The post-mortem revealed gangrene along the entire track of the
bullet, from the skin wound to and including its track through the
edge of the kidney. The pancreas was also gangrenous. The post-mortem
report says nothing about a wound of this latter organ, though Dr.
Roswell Park intimates that it was injured. Here we have the injured
abdominal wall, wounded stomach anterior and posterior walls, wounded
kidney, and possibly injured pancreas. We know the men who operated
on the president and believe they took every precaution to save
the life of their illustrious patient.
As surgeons we meet with gangrene
where there is mechanical obstruction to the blood current, as in
an improperly applied bandage or splint. We see it again in cases
of violent inflammation which by the swelling interference with
the venous circulation of a part. In this case, so far as we know,
there were neither of these agencies at work, and the examination
of the [304][305] bullets showed they
were not poisoned. Then what produced the gangrene and death of
the president? Dr. Roswell Park, in an interview, intimates the
possibility of an undetected injury to the pancreas, and that the
flow of the pancreatic fluid into the abdominal cavity produced
the disastrous results. The post-mortem furnishes no evidence of
injury to the pancreas, though it was gangrenous. If it had been
injured would its secretion produce the gangrene? If it has such
disastrous results why did it confine its action to the tract of
the bullet, and its surrounding tissues? Why did it not involve
other tissues and organs in the abdominal cavity? The pancreatic
juice will liquify fat when that fatty material comes to it as food—dead
tissue, but it is not known to attack and destroy living organs
and tissues, as the peritoneum and stomach walls, composed of living
muscle, fibrous material and muscus [sic] membrane.

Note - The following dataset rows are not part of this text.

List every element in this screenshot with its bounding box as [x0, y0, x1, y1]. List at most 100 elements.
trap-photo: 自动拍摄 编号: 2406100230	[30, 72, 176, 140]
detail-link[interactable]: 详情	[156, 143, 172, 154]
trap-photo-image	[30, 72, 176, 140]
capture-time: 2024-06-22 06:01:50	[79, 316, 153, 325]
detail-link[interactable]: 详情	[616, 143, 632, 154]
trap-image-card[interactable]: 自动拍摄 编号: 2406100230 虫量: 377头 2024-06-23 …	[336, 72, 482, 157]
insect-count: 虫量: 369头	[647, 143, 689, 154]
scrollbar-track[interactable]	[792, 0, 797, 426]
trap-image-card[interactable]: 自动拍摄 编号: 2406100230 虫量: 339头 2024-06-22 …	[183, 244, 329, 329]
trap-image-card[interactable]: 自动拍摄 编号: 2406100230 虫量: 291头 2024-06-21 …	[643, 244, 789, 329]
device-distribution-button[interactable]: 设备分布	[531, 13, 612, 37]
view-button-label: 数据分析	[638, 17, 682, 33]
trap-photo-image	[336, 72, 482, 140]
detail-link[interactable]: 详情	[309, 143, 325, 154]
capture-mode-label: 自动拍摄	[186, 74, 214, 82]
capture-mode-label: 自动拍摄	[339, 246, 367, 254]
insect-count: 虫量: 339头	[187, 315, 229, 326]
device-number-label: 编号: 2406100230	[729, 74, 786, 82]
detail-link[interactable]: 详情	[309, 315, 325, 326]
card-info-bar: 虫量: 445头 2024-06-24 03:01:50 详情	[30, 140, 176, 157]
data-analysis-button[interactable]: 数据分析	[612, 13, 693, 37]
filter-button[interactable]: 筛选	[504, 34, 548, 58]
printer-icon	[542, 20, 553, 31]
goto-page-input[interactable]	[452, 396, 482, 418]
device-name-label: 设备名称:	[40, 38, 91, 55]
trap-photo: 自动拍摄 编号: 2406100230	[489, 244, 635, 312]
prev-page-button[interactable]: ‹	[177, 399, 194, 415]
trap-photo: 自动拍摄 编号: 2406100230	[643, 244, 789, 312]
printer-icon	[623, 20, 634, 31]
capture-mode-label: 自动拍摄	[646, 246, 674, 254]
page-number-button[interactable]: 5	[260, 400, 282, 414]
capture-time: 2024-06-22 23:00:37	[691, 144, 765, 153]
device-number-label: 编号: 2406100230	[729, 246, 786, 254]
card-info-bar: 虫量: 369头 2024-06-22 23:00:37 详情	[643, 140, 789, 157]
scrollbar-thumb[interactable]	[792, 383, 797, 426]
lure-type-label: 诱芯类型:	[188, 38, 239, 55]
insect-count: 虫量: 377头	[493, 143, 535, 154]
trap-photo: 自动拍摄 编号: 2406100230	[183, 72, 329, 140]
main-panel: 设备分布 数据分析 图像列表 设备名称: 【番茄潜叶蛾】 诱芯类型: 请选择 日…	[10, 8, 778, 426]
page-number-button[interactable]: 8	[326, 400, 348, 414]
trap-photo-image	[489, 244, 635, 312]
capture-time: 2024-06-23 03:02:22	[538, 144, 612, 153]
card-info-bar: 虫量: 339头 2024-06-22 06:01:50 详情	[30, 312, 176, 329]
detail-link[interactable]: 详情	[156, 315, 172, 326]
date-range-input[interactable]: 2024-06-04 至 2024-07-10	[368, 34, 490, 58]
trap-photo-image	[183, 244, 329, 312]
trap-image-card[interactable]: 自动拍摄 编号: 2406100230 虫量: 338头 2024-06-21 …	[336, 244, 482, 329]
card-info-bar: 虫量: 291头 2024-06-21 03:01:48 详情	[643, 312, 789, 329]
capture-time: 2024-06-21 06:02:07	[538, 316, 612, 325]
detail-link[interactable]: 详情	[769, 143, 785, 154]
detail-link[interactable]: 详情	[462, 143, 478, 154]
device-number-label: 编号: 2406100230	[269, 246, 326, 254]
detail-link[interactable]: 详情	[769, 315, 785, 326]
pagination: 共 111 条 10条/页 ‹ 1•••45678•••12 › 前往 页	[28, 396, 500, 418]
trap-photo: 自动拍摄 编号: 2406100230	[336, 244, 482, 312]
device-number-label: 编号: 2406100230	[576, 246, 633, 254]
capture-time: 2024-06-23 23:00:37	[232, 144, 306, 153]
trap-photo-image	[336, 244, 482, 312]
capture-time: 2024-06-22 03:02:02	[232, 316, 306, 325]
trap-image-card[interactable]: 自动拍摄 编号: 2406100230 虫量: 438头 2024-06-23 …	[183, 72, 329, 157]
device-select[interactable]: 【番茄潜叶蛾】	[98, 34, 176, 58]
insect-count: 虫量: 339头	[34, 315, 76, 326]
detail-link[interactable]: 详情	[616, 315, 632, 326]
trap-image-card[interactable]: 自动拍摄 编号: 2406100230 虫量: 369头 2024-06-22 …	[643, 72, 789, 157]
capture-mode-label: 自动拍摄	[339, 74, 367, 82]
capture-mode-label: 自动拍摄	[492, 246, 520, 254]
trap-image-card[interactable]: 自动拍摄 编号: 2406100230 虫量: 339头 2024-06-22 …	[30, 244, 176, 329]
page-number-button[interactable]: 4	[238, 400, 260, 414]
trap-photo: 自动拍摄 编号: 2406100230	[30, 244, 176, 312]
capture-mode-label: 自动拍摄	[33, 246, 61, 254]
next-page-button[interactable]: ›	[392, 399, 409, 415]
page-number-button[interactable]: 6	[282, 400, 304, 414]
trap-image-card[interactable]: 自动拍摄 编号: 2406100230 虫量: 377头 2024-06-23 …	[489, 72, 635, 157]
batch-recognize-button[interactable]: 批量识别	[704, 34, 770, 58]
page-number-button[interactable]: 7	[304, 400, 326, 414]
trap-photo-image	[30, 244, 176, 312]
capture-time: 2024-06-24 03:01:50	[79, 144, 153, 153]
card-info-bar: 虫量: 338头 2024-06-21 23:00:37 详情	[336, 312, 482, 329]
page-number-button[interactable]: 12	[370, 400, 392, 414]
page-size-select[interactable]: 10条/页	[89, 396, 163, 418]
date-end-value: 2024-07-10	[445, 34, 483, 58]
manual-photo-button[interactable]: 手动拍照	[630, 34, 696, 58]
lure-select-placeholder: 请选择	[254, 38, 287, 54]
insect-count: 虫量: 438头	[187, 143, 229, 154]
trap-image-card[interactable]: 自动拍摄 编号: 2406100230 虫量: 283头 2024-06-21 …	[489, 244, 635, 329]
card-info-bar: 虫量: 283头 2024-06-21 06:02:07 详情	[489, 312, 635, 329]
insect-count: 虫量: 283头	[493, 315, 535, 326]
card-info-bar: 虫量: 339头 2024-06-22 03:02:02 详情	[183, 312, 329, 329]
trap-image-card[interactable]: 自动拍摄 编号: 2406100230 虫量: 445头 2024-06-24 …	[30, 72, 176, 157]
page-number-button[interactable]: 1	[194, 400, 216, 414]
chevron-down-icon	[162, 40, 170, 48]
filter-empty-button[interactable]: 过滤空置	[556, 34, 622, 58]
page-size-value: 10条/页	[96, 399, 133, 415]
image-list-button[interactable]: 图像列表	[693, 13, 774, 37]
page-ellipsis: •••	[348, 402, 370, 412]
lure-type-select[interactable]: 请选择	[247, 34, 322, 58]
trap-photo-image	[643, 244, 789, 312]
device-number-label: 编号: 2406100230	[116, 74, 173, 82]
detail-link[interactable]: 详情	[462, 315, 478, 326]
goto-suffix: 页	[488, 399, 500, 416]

We know that inflammation cannot hide
itself anywhere in the body without its presence being detected
by the use of the microscope; the blood count in this case, 48 hours
before the end, showed that there was no increase of the white blood
corpuscles. Unquestionably, then, the surgeons were justified in
saying there was no inflammation; and this finding of the microscopist
was confirmed at the autopsy. There had been no attempt whatever
at repair of the wound in the stomach or elsewhere along the tract
of the bullet. We know that two peritoneal surfaces sutured together
will unite in a few hours—and here there was no union at the end
of 7 days. What was the etiological factor in the gangrene and death
of the president? We confess we do not know.